Обратим внимание на очень важную мысль, которую высказывает, заглядывая в будущее, историк Доминик Ливен: «Вероятно, ключевым вопросом будет выживание. От правителей потребуется большая осторожность и богатое воображение. Если из событий, предшествовавших 1914 г., и можно извлечь какой-то урок, то он будет о том, что политическому лидеру необходимо тщательно управлять общественным мнением – вне зависимости от типа государственного устройства страны, которую он возглавляет» (см. интервью в этом номере).
Свобода от эмоций и контроль над пафосом дают больше возможностей для эффективного управления общественным мнением, чем перманентная экзальтация. Последнее же неразрывно связано с фиксацией на реванше, одержимостью отношениями с более сильным соперником, которого надо догнать. Именно это составляло, как описано выше, содержание политики в эпоху после холодной войны. Но она завершилась.

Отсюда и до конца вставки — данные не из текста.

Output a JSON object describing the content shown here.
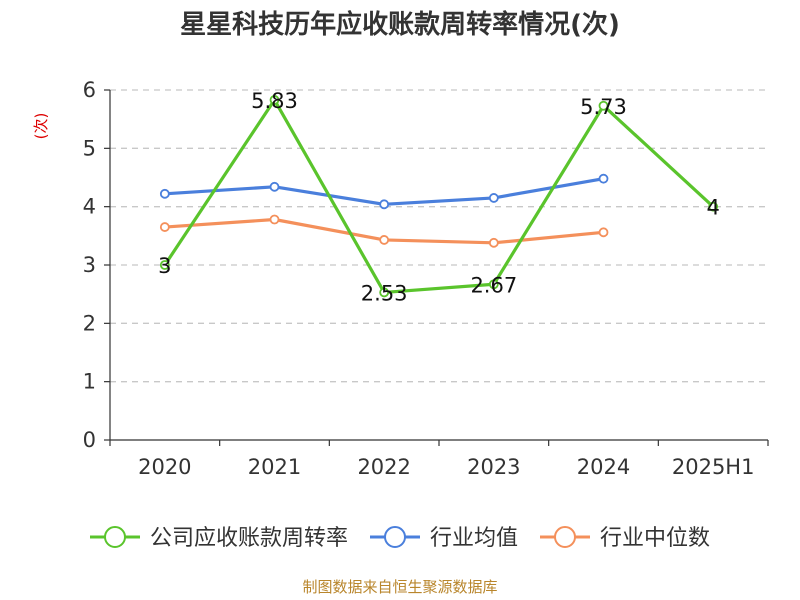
{
  "chart_data": {
    "type": "line",
    "title": "星星科技历年应收账款周转率情况(次)",
    "ylabel": "(次)",
    "xlabel": "",
    "categories": [
      "2020",
      "2021",
      "2022",
      "2023",
      "2024",
      "2025H1"
    ],
    "ylim": [
      0,
      6
    ],
    "yticks": [
      0,
      1,
      2,
      3,
      4,
      5,
      6
    ],
    "grid": true,
    "legend_position": "bottom",
    "series": [
      {
        "name": "公司应收账款周转率",
        "color": "#5ac42c",
        "values": [
          3,
          5.83,
          2.53,
          2.67,
          5.73,
          4
        ],
        "data_labels": [
          "3",
          "5.83",
          "2.53",
          "2.67",
          "5.73",
          "4"
        ]
      },
      {
        "name": "行业均值",
        "color": "#4a7fdc",
        "values": [
          4.22,
          4.34,
          4.04,
          4.15,
          4.48,
          null
        ]
      },
      {
        "name": "行业中位数",
        "color": "#f4905b",
        "values": [
          3.65,
          3.78,
          3.43,
          3.38,
          3.56,
          null
        ]
      }
    ]
  },
  "footer": {
    "source": "制图数据来自恒生聚源数据库"
  }
}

Раздел о России Иван Крастев и Стивен Холмс заканчивают следующим утверждением: «Справедливо будет сказать, что Кремль по-прежнему убежден: выживание режима зависит от подрыва глобальной гегемонии либерального Запада». Даже если считать, что так оно и есть, глобальная гегемония либерального Запада уже подорвана – причем самим Западом, оказавшимся на поверку не настолько уж и либеральным. Так что данная мотивация российской политики теряет смысл в любом случае.
Идея глобальной миссии едва ли реализуема. И причина не только в том, что ее нелегко сформулировать в мире, переживающем кризис всех идеологий. Прежде всего, сомнительно, что нечто глобальное, общемировое жизнеспособно в международной системе, находящейся в фазе политико-экономической фрагментации и дробления по линиям культур и идентичностей.

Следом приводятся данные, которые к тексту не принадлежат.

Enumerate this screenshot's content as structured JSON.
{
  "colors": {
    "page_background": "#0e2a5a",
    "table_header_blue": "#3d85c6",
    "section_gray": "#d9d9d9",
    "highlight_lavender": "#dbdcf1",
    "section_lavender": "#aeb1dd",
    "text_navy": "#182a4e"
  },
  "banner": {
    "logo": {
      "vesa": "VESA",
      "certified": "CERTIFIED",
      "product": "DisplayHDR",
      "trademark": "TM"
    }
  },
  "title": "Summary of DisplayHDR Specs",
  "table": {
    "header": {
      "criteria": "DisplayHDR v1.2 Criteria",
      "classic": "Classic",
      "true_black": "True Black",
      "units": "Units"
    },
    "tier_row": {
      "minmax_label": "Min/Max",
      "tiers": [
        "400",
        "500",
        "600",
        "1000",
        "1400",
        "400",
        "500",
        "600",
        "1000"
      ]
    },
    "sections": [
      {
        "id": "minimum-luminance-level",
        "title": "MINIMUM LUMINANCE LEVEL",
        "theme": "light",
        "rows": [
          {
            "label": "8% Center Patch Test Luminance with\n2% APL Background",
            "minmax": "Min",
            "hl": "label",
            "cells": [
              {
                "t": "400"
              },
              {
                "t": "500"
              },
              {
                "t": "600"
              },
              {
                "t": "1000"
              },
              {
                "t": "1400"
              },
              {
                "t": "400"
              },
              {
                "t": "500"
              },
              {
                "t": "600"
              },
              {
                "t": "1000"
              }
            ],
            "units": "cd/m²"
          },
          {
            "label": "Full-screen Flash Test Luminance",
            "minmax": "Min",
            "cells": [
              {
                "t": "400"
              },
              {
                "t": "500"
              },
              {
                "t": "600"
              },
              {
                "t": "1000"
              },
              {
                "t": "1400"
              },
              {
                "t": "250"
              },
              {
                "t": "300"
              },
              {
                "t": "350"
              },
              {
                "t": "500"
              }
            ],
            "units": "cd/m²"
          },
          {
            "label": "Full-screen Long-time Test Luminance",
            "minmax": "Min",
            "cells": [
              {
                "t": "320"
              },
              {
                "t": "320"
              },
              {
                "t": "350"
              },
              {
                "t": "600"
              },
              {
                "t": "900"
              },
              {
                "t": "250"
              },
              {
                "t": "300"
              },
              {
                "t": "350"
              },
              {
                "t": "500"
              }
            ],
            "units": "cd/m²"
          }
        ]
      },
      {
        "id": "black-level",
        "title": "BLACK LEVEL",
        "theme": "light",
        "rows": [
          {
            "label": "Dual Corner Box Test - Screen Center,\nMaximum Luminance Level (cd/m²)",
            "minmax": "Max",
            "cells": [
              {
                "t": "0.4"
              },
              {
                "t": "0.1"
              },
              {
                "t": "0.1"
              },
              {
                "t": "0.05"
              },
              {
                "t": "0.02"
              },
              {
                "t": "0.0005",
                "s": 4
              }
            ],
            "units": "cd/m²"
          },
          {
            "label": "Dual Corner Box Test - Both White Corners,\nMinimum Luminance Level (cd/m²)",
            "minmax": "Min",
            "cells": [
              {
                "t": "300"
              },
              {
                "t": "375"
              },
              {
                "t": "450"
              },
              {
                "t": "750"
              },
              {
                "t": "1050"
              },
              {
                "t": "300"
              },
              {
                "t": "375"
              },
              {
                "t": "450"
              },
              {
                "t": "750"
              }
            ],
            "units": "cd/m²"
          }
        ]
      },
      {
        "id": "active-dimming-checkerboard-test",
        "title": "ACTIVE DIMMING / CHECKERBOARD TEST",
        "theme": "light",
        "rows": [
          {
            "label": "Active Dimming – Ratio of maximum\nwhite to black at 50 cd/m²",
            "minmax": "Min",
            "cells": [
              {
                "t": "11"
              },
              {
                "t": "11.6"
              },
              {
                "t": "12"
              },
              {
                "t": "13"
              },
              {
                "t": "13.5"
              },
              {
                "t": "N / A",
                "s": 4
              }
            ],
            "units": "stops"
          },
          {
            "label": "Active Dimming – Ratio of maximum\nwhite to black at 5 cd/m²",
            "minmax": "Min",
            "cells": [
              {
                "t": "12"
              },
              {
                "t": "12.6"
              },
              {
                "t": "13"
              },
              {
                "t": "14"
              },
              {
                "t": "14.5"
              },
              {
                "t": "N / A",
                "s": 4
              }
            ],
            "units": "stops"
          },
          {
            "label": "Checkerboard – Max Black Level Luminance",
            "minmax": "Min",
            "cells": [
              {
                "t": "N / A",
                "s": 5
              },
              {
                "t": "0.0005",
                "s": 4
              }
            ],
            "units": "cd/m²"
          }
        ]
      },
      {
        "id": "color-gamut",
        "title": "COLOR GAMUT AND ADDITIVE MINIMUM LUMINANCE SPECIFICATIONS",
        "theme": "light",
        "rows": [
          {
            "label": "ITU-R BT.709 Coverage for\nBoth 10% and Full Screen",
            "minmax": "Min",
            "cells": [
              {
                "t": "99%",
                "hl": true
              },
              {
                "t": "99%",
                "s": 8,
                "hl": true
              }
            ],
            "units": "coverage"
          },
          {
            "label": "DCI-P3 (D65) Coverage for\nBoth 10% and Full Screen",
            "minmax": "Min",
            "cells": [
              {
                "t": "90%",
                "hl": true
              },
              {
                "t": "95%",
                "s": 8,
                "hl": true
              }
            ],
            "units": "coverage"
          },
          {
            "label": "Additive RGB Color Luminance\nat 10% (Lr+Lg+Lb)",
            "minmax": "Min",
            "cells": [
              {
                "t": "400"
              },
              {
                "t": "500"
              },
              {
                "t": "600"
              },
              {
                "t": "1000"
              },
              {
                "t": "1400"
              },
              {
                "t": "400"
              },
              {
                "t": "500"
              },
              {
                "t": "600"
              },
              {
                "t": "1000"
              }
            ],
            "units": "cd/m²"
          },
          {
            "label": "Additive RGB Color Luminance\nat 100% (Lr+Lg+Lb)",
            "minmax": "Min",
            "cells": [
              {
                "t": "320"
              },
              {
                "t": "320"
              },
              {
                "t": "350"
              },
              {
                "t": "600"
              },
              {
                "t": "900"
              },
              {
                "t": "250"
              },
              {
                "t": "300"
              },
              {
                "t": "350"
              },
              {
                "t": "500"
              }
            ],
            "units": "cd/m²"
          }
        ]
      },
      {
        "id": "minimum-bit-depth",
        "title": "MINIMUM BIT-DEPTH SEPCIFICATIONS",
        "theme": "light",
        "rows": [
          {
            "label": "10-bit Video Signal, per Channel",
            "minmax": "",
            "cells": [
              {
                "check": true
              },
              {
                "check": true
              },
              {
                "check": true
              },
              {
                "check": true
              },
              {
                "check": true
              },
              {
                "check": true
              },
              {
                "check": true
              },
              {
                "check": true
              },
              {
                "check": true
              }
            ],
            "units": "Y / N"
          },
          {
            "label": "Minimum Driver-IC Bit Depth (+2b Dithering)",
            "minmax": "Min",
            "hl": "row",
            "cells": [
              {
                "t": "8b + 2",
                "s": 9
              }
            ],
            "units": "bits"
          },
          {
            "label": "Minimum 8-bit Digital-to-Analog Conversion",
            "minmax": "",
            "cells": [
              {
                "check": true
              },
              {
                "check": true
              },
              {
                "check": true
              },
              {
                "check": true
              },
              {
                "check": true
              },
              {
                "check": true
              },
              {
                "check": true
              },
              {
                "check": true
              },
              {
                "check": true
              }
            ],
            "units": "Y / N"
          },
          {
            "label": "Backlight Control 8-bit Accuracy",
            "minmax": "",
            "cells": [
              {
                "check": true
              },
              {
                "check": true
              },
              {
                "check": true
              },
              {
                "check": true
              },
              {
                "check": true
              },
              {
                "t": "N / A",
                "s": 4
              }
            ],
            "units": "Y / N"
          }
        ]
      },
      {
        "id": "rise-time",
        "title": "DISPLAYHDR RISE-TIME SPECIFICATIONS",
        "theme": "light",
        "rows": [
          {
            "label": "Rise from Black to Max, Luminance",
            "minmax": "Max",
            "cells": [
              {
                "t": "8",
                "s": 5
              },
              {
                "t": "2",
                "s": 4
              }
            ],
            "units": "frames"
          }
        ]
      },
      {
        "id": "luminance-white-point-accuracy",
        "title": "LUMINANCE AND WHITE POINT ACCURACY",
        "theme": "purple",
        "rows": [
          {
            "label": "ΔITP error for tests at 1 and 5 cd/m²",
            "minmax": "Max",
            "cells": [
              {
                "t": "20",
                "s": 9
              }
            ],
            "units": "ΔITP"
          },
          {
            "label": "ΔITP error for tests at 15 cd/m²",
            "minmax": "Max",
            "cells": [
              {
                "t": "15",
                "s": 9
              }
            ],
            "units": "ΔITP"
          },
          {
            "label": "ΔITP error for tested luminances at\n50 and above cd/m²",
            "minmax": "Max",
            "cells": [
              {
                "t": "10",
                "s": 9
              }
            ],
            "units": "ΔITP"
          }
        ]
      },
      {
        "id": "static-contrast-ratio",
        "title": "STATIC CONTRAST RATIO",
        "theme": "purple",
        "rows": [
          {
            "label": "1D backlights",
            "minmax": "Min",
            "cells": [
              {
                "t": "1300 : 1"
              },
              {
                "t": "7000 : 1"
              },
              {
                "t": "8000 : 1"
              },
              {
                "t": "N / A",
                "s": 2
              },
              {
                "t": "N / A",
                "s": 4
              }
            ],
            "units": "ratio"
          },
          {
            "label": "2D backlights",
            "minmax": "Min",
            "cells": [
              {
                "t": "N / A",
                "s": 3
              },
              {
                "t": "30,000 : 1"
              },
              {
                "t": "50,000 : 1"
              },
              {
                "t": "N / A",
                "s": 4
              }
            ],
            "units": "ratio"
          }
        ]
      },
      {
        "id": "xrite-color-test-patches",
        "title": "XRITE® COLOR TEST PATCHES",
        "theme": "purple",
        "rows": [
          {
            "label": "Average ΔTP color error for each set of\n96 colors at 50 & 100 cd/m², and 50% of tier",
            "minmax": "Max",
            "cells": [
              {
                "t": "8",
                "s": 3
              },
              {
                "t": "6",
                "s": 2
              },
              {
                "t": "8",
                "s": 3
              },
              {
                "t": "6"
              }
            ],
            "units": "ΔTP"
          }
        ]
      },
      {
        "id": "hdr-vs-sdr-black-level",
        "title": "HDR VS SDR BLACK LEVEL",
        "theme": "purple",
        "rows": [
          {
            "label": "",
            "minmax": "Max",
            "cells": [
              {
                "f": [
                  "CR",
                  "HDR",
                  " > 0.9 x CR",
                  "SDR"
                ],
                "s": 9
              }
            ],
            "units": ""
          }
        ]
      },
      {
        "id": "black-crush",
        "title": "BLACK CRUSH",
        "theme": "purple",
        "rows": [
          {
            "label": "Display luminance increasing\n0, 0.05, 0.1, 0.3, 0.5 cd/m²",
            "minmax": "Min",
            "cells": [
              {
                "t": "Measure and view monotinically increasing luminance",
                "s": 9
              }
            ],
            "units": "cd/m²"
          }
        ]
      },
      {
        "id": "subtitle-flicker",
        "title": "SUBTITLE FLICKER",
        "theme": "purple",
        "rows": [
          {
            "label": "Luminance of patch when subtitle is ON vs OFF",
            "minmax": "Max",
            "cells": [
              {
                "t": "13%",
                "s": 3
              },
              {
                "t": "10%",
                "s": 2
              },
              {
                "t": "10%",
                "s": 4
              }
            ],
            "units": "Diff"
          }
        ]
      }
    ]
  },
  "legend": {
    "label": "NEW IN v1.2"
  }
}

Эрик Хобсбаум в книге «Эпоха крайностей» называл ХХ век коротким – он, мол, начался, когда прогремели залпы Первой мировой войны, а завершился крушением СССР в 1991 году. Сейчас эту метафору можно скорректировать – ХХ век был не короче других, а продолжался ровно столько, сколько и должно длиться столетие. Просто он оказался сдвинут. Начавшись в 1914 г., он закончился в 2014 г., когда шлейф политики прошлого века превратился в первое проявление новой эпохи. ХХ столетие с его агрессивным идеологически мотивированным экспансионизмом ушло. В мире, который все чаще называют анархическим, устойчивость к внешним потрясениям, а не способность распространяться вширь становится главным качеством, необходимым для конкуренции.
Часто звучащая ныне идея о России как «экспортере безопасности» сводится в конечном итоге к задаче, направленной не вовне, а внутрь – чтобы безопасность экспортировать, ее необходимо в достатке иметь у себя. И речь, естественно, не только о военных и полицейских функциях, но и о вопросах продовольствия, чистой среды, транспортных коридоров, сбалансированных межнациональных и межкультурных отношений, пригодных для освоения территорий и прочем. Что и требовалось доказать – успешность внешней политики на новом этапе напрямую зависит от внутренней устойчивости государства.
Иван Сафранчук, автор заметки «Мессианизм» из нашего «Глоссария», замечает, что за несколько веков у России сформировалось очень специфическое самосознание, отличное, например, от американского или британского. Россия не хочет переделать мир в соответствии с определенной программой, но верит в то, что само её существование делает его лучше. Соответственно, сохранение себя в дееспособной форме является миссией и ответственностью перед миром. Идея весьма современная.